# For Sale: Verizon 48 Data Centers $2.5 Billion



## drmike (Jan 7, 2016)

Verizon announced it wants to sell 48 data centers it owns.  Asking price $2.5 billion.


This is the latest move as Verizon mutilates itself to focus all efforts on wireless.


Look for this deal to shake things up, or perhaps it marks the end of the boom in data center sector.


----------



## qps (Jan 7, 2016)

drmike said:


> Look for this deal to shake things up, or perhaps it marks the end of the boom in data center sector.



Verizon borrowed a ton of cash to buy out the half of Verizon Wireless they didn't own from Vodafone.  I think they're trying to dig themselves out from their mountain of debt, and owning data centers isn't really central to their wireless business strategy...


----------



## DomainBop (Jan 7, 2016)

qps said:


> Verizon borrowed a ton of cash to buy out the half of Verizon Wireless they didn't own from Vodafone.  I think they're trying to dig themselves out from their mountain of debt, and owning data centers isn't really central to their wireless business strategy...

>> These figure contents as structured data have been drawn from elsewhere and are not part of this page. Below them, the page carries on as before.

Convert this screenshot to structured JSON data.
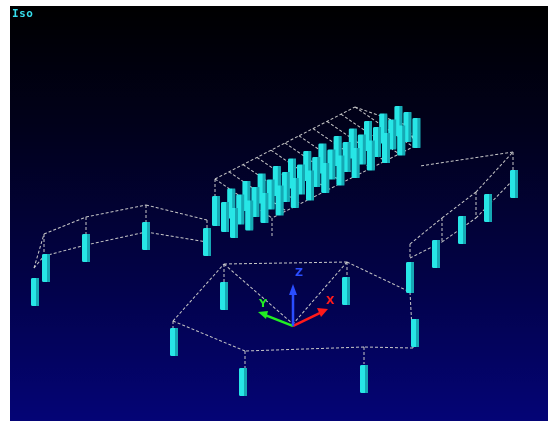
{
  "viewport": {
    "view_label": "Iso"
  },
  "triad": {
    "x_label": "X",
    "y_label": "Y",
    "z_label": "Z",
    "x_color": "#ff1a1a",
    "y_color": "#22ee22",
    "z_color": "#2a4dff"
  },
  "colors": {
    "pile": "#27e6e6",
    "pile_shadow": "#16a9b4",
    "wire": "#c8c8c8"
  }
}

I thought their way of digging themselves out of debt was to make American taxpayers pay for everything including executive salaries. 



> Verizon made $19.3 billion in U.S. pretax profits from 2008 to 2012, yet didn’t pay any federal income taxes during the period. Instead, it got $535 million in tax rebates.
> 
> 
> Verizon’s effective federal income tax rate was negative 2.8% from 2008 to 2012. The official corporate tax rate is 35%. This difference allowed Verizon to avoid $7.3 billion in taxes.
> ...



http://www.americansfortaxfairness.org/files/Verizon-Fact-Sheet-Final.pdf



> Verizon announced it wants to sell 48 data centers it owns.  Asking price $2.5 billion.



It paid $1.4 billion to acquire Terramark in 2011.


----------



## drmike (Jan 7, 2016)

I love you @DomainBop !


Teramark deal never added up.  People expected a lot post deal and well, for us mortals, nothing seems to have really happened that anyone can point to.  I suspect the assets lingered.


----------